One other marriage, to Frank Reynolds, a journalist, Republican marketing campaign aide and lobbyist, additionally led to divorce. Alongside together with her son Clark, she is survived by her associate, Bob Kemble; three different sons, Kurt Wurzberger, Dean Wurzberger and Michael Reynolds; and 4 grandchildren.
Again in Boise, Ms. Reynolds obtained a job because the host of a daytime speak present. Just a few years later she moved to San Francisco, ultimately becoming a member of Governor Reagan’s workers.

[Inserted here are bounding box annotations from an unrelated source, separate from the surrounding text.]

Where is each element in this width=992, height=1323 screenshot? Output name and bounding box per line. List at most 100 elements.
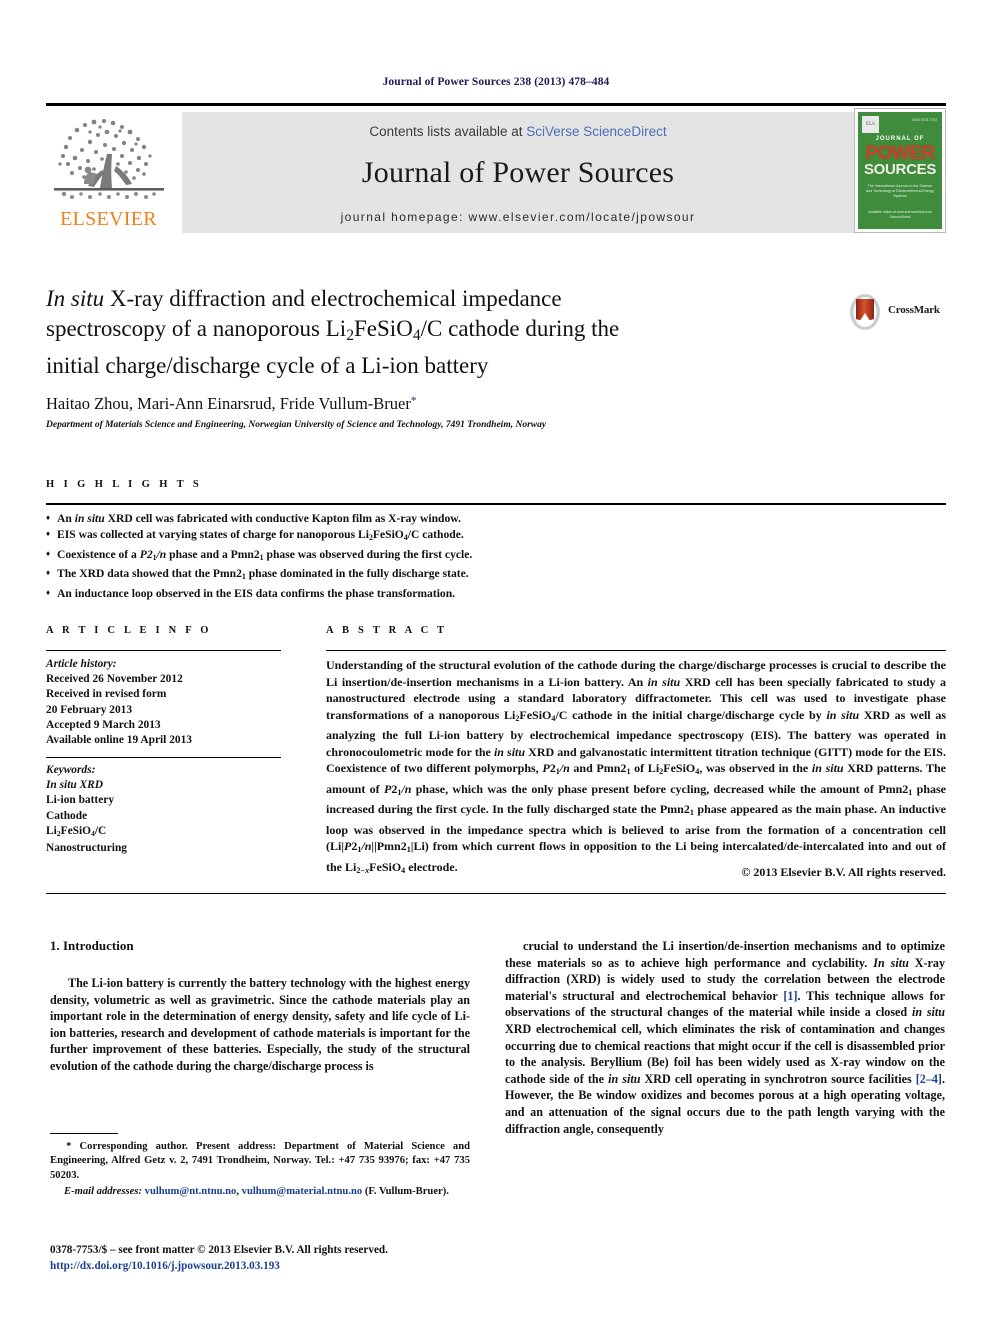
corresponding-author-note: * Corresponding author. Present address:… <box>50 1140 470 1183</box>
elsevier-logo: ELSEVIER <box>46 112 171 232</box>
article-info-heading: A R T I C L E I N F O <box>46 625 212 636</box>
history-revised-label: Received in revised form <box>46 688 167 701</box>
article-info-divider <box>46 650 281 651</box>
section-heading-introduction: 1. Introduction <box>50 938 134 953</box>
highlight-text-2: phase and a Pmn2 <box>166 547 260 561</box>
title-line3: initial charge/discharge cycle of a Li-i… <box>46 352 489 378</box>
elsevier-wordmark: ELSEVIER <box>60 208 157 230</box>
issn-front-matter: 0378-7753/$ – see front matter © 2013 El… <box>50 1244 388 1256</box>
abstract-heading: A B S T R A C T <box>326 625 448 636</box>
list-item: Coexistence of a P21/n phase and a Pmn21… <box>46 546 946 566</box>
keyword-item: Li2FeSiO4/C <box>46 824 107 838</box>
keywords-divider <box>46 757 281 758</box>
paper-page: Journal of Power Sources 238 (2013) 478–… <box>0 0 992 1323</box>
citation-link[interactable]: [1] <box>783 989 797 1003</box>
doi-link[interactable]: http://dx.doi.org/10.1016/j.jpowsour.201… <box>50 1259 510 1275</box>
crossmark-label: CrossMark <box>888 304 940 316</box>
imprint-block: 0378-7753/$ – see front matter © 2013 El… <box>50 1243 510 1274</box>
crossmark-badge-icon <box>846 293 884 331</box>
highlight-italic-2: /n <box>156 547 167 561</box>
cover-sources-word: SOURCES <box>863 161 937 178</box>
cover-subtitle: The International Journal on the Science… <box>866 184 934 198</box>
email-link-1[interactable]: vulhum@nt.ntnu.no <box>145 1186 237 1197</box>
abstract-copyright: © 2013 Elsevier B.V. All rights reserved… <box>741 865 946 879</box>
highlight-text-2: XRD cell was fabricated with conductive … <box>104 512 461 525</box>
highlights-heading: H I G H L I G H T S <box>46 479 203 490</box>
paragraph: crucial to understand the Li insertion/d… <box>505 939 946 1136</box>
title-line2-c: /C cathode during the <box>420 316 620 341</box>
citation-link[interactable]: [2–4] <box>916 1072 942 1086</box>
list-item: An inductance loop observed in the EIS d… <box>46 585 946 602</box>
list-item: The XRD data showed that the Pmn21 phase… <box>46 565 946 585</box>
highlight-text: EIS was collected at varying states of c… <box>57 528 369 542</box>
email-note: E-mail addresses: vulhum@nt.ntnu.no, vul… <box>64 1186 449 1198</box>
history-accepted: Accepted 9 March 2013 <box>46 718 161 731</box>
body-column-right: crucial to understand the Li insertion/d… <box>505 938 945 1137</box>
journal-title: Journal of Power Sources <box>361 156 675 189</box>
cover-elsevier-mark: ELS <box>862 116 879 133</box>
title-block: In situ X-ray diffraction and electroche… <box>46 284 826 381</box>
highlight-italic: in situ <box>74 512 105 525</box>
paragraph: The Li-ion battery is currently the batt… <box>50 976 470 1073</box>
highlight-italic: P2 <box>139 547 153 561</box>
affiliation: Department of Materials Science and Engi… <box>46 420 547 430</box>
abstract-bottom-divider <box>46 893 946 894</box>
email-link-2[interactable]: vulhum@material.ntnu.no <box>242 1186 363 1197</box>
highlight-text-3: /C cathode. <box>407 528 464 542</box>
title-line2-b: FeSiO <box>354 316 413 341</box>
cover-journal-of: JOURNAL OF <box>875 136 925 142</box>
email-addresses-label: E-mail addresses: <box>64 1186 142 1198</box>
corresponding-author-text: Corresponding author. Present address: D… <box>50 1141 470 1181</box>
highlight-text: Coexistence of a <box>57 547 140 561</box>
article-history-label: Article history: <box>46 658 117 670</box>
abstract-text: Understanding of the structural evolutio… <box>326 658 947 875</box>
highlight-text: An <box>57 512 75 525</box>
cover-issn: ISSN 0378-7753 <box>911 118 937 122</box>
highlight-text: An inductance loop observed in the EIS d… <box>57 586 456 600</box>
body-column-left: The Li-ion battery is currently the batt… <box>50 975 470 1075</box>
highlights-list: An in situ XRD cell was fabricated with … <box>46 510 946 602</box>
journal-cover-thumbnail[interactable]: ELS ISSN 0378-7753 JOURNAL OF POWER SOUR… <box>854 108 946 233</box>
highlights-divider <box>46 503 946 505</box>
contents-available-line: Contents lists available at SciVerse Sci… <box>182 124 854 139</box>
keyword-item: Nanostructuring <box>46 841 128 854</box>
footnote-block: * Corresponding author. Present address:… <box>50 1140 470 1200</box>
footnote-marker: * <box>66 1141 72 1152</box>
journal-masthead: ELSEVIER Contents lists available at Sci… <box>46 103 946 233</box>
keywords-label: Keywords: <box>46 764 96 776</box>
corresponding-author-marker[interactable]: * <box>411 395 417 407</box>
author-list: Haitao Zhou, Mari-Ann Einarsrud, Fride V… <box>46 394 416 414</box>
highlight-text-3: phase was observed during the first cycl… <box>263 547 473 561</box>
highlight-text-2: FeSiO <box>372 528 404 542</box>
title-italic-insitu: In situ <box>46 286 105 311</box>
email-owner: (F. Vullum-Bruer). <box>364 1186 449 1198</box>
contents-prefix: Contents lists available at <box>369 124 527 139</box>
journal-band: Contents lists available at SciVerse Sci… <box>182 112 854 233</box>
sciencedirect-link[interactable]: SciVerse ScienceDirect <box>526 124 666 139</box>
running-head: Journal of Power Sources 238 (2013) 478–… <box>382 76 610 88</box>
page-title: In situ X-ray diffraction and electroche… <box>46 284 826 381</box>
keyword-sub: 2 <box>56 828 61 838</box>
journal-homepage-link[interactable]: journal homepage: www.elsevier.com/locat… <box>182 210 854 224</box>
history-revised-date: 20 February 2013 <box>46 703 133 716</box>
keyword-sub-2: 4 <box>91 828 95 838</box>
author-names: Haitao Zhou, Mari-Ann Einarsrud, Fride V… <box>46 394 411 413</box>
history-online: Available online 19 April 2013 <box>46 734 192 747</box>
keyword-item: Cathode <box>46 809 88 822</box>
keyword-item: In situ XRD <box>46 779 103 792</box>
highlight-text: The XRD data showed that the Pmn2 <box>57 567 242 581</box>
title-rest-line1: X-ray diffraction and electrochemical im… <box>104 286 562 311</box>
cover-footer: Available online at www.sciencedirect.co… <box>868 210 932 219</box>
list-item: An in situ XRD cell was fabricated with … <box>46 510 946 527</box>
list-item: EIS was collected at varying states of c… <box>46 526 946 546</box>
article-history: Article history: Received 26 November 20… <box>46 657 296 748</box>
elsevier-tree-icon <box>50 114 168 206</box>
keywords-block: Keywords: In situ XRD Li-ion battery Cat… <box>46 763 296 856</box>
highlight-text-2: phase dominated in the fully discharge s… <box>245 567 469 581</box>
title-sub-4: 4 <box>412 326 421 344</box>
abstract-divider <box>326 650 946 651</box>
keyword-item: Li-ion battery <box>46 794 115 807</box>
history-received: Received 26 November 2012 <box>46 673 183 686</box>
title-sub-2: 2 <box>346 326 355 344</box>
crossmark-widget[interactable]: CrossMark <box>846 293 946 331</box>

After Reagan’s unsuccessful 1976 presidential marketing campaign, Ms. Reynolds went to work for the constructing supplies firm Boise Cascade as its head of presidency relations. She later held the identical job for the producer Bendix, the place she stayed — other than a six-month depart of absence in 1980 to work on Reagan’s White Home transition — till 1983, when she left to affix Ms. Wexler.
In 1981, Reagan named her the U.S. consultant to the United Nations Fee on the Standing of Ladies, a part-time function that took her a number of occasions to Africa. She fell in love with the continent and particularly its prehistory; after changing into associates with the paleoanthropologist Richard Leakey, she joined him on a number of of his digs within the Rift Valley, in japanese Africa.
She and Ms. Wexler offered their agency in 1990, and shortly after, Ms. Reynolds moved to Santa Fe.